We Are All Partial Images Coming Into Focus
This first week of Advent is traditionally a week spent reflecting on Hope. More specifically, it's a week spent reflecting on how Hope has come into the world through the arrival of the Christ.
But even during this season of expectation and hope, it can prove to be difficult to keep your chin up.
It's easy to become jaded when you spend any length of time poring over the latest news. It feels like each day is filled with new levels of drama and with even more anxiety-inducing stories.
This morning, I got to thinking about how in spite of all the things I say that I believe about the arrival of the Messiah, I still struggle at times to believe that things are getting any better. In response to these troubling thoughts, I penned this short prayer/poem:
God, it's Advent once again.
We have prayed for and eagerly awaited change and transformation.
But it seems like nothing has happened.
It feels like the same-old/same-old.
Earthquakes. Fires. Floods.
War. Anger. Politicians. What's different?
Will we finally see something new this year?
I'll keep praying and longing and praying and longing.
You know I'm not alone, right?
Please at least give me that. I can't be the only one
Who still wants to give Hope a fighting chance
And who still believes the Child will save us all.
The elders of our church recently met with members of our latest confirmation class to listen to their statements of faith, and examine them before voting on receiving them into full membership.
One of the young women shared her statement and revealed that there were times in her life when she wondered whether God was there, and further whether God existed at all. She then went on to say that she was hanging on to faith anyway. She couldn't let it go.

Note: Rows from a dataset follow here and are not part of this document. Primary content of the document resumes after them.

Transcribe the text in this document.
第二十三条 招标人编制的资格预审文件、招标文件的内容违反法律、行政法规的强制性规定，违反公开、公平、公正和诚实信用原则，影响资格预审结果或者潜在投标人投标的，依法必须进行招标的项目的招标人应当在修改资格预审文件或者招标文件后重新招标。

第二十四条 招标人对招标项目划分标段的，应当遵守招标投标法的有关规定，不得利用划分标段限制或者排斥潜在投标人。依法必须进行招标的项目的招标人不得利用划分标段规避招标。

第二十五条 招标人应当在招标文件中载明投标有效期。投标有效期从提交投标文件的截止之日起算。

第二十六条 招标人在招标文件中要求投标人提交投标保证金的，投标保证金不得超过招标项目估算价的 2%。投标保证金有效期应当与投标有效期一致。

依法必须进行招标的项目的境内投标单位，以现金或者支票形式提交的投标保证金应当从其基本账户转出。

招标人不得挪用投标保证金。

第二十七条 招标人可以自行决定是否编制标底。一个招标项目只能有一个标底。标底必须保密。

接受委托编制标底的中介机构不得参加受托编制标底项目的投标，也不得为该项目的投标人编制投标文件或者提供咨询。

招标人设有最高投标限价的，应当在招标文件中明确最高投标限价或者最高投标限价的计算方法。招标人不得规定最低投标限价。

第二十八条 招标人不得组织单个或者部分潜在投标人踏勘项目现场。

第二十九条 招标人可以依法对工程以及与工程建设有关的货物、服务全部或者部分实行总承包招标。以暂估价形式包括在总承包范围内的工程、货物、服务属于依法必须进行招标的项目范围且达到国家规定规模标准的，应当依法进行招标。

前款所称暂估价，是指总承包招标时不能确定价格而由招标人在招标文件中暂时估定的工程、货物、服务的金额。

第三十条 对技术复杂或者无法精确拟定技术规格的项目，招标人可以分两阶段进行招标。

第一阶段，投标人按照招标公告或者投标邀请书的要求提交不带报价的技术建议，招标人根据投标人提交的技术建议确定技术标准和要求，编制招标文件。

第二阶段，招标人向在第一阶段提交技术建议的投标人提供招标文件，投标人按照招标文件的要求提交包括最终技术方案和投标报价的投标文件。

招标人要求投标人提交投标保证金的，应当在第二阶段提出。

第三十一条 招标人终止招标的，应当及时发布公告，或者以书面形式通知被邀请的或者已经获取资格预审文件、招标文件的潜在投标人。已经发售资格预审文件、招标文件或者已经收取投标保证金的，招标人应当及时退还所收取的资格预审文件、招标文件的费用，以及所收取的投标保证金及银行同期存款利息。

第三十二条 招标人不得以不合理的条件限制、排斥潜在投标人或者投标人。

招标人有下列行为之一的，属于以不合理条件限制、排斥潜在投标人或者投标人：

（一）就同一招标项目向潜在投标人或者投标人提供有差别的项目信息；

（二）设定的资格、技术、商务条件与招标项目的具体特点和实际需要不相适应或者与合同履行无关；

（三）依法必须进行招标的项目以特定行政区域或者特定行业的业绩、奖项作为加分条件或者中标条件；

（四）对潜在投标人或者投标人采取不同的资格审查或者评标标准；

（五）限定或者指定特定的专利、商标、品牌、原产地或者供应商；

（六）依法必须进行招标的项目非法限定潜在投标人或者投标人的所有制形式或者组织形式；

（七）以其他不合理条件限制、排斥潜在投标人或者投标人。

I can't tell you how much that meant to me to hear. It reminded me of a quote by Richard Rohr:
We are all partial images slowly coming into focus, as long as we allow and filter the Light and Love of God, which longs to shine through us--as us!
I would argue that not only are we all partial images but that the pieces of evidence of how world-changing hope is breaking into this world are also partial images coming more and more into focus.

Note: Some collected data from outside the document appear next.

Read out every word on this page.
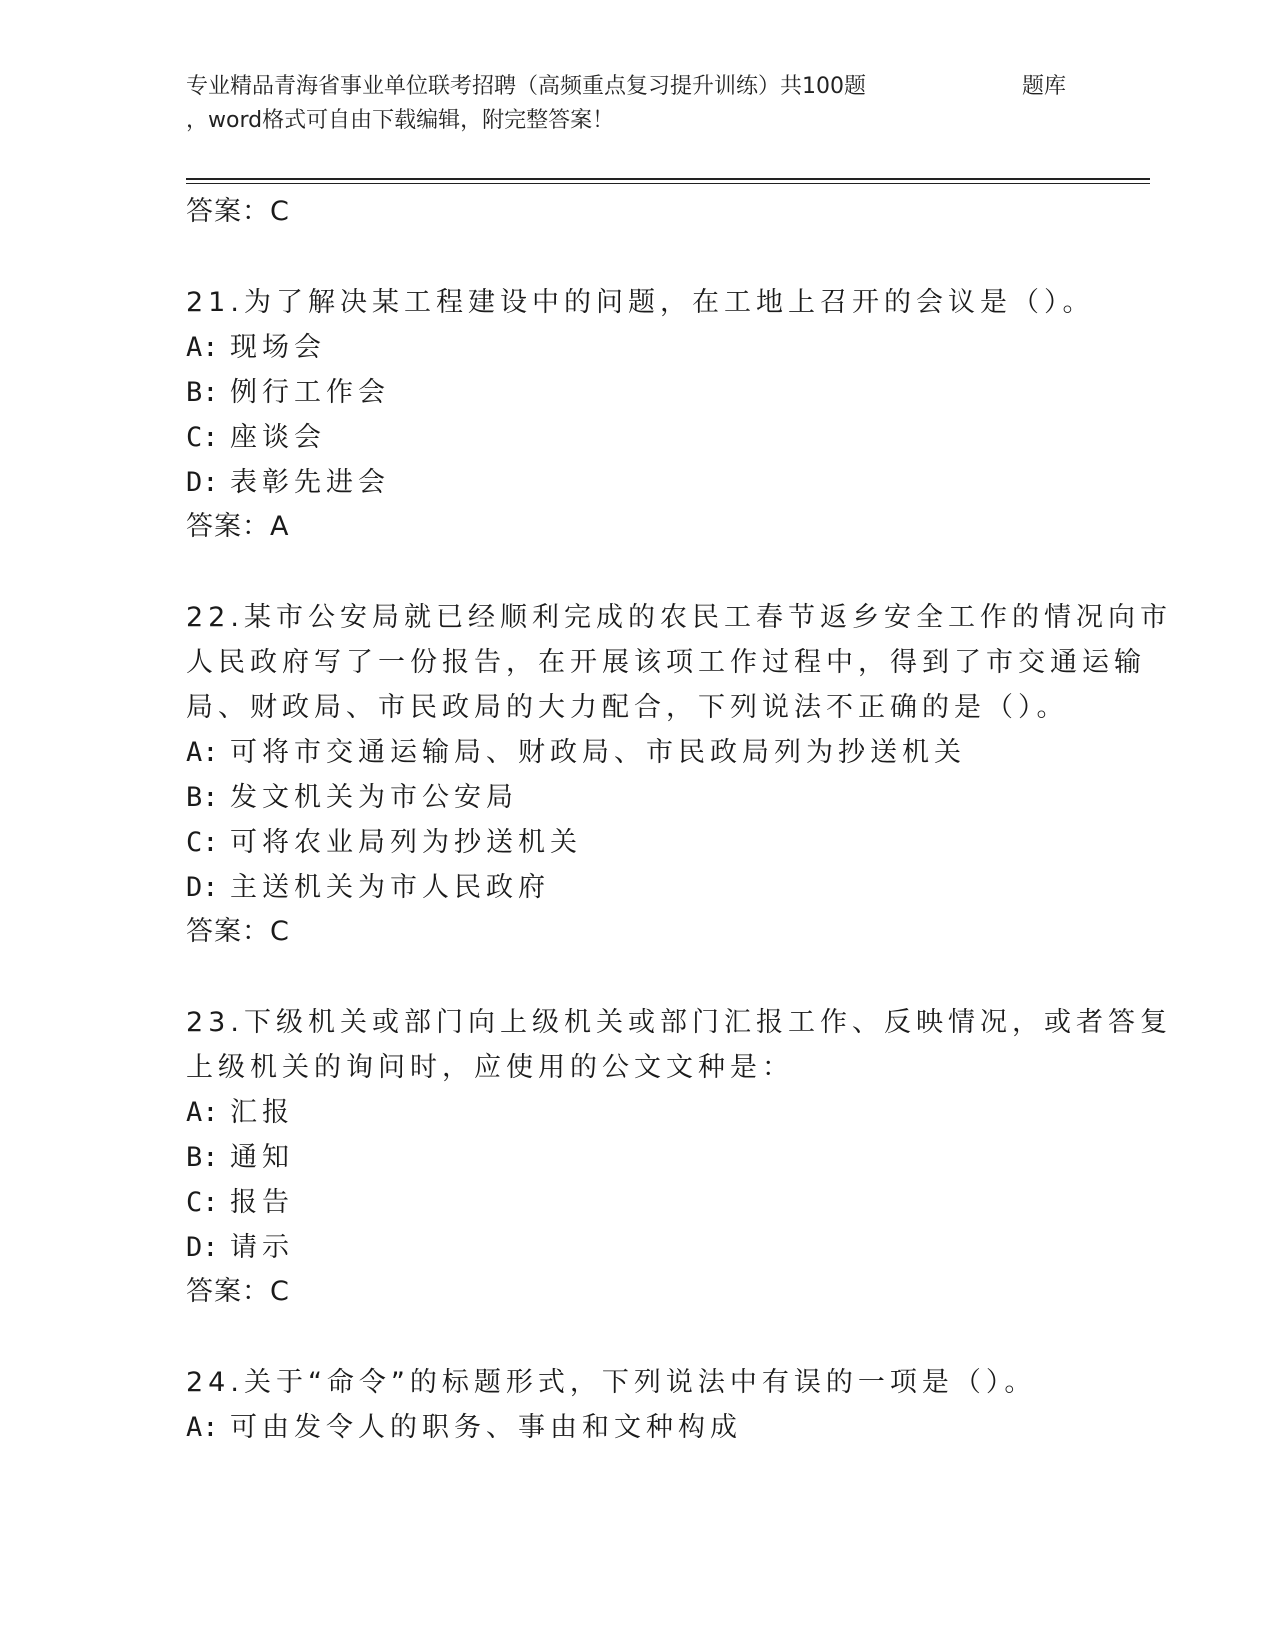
专业精品青海省事业单位联考招聘（高频重点复习提升训练）共100题	题库
，word格式可自由下载编辑，附完整答案！
答案：C
21.为了解决某工程建设中的问题，在工地上召开的会议是（）。
A: 现场会
B: 例行工作会
C: 座谈会
D: 表彰先进会
答案：A
22.某市公安局就已经顺利完成的农民工春节返乡安全工作的情况向市
人民政府写了一份报告，在开展该项工作过程中，得到了市交通运输
局、财政局、市民政局的大力配合，下列说法不正确的是（）。
A: 可将市交通运输局、财政局、市民政局列为抄送机关
B: 发文机关为市公安局
C: 可将农业局列为抄送机关
D: 主送机关为市人民政府
答案：C
23.下级机关或部门向上级机关或部门汇报工作、反映情况，或者答复
上级机关的询问时，应使用的公文文种是：
A: 汇报
B: 通知
C: 报告
D: 请示
答案：C
24.关于“命令”的标题形式，下列说法中有误的一项是（）。
A: 可由发令人的职务、事由和文种构成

Even as we spend this season in anticipation of the coming of the Messiah, and the transformation of the world... we can rejoice in the knowledge that Jesus is already here, already at work, just as he has been since that first season of expectation.
And the signs of a better world---a more just, kind, beautiful and good world--are coming into focus more clearly all around us, in us and through us. Hope springs eternal, because it is eternal, and is embodied in Jesus himself.
May the grace and peace of our Lord Jesus Christ be with you now and always. Amen.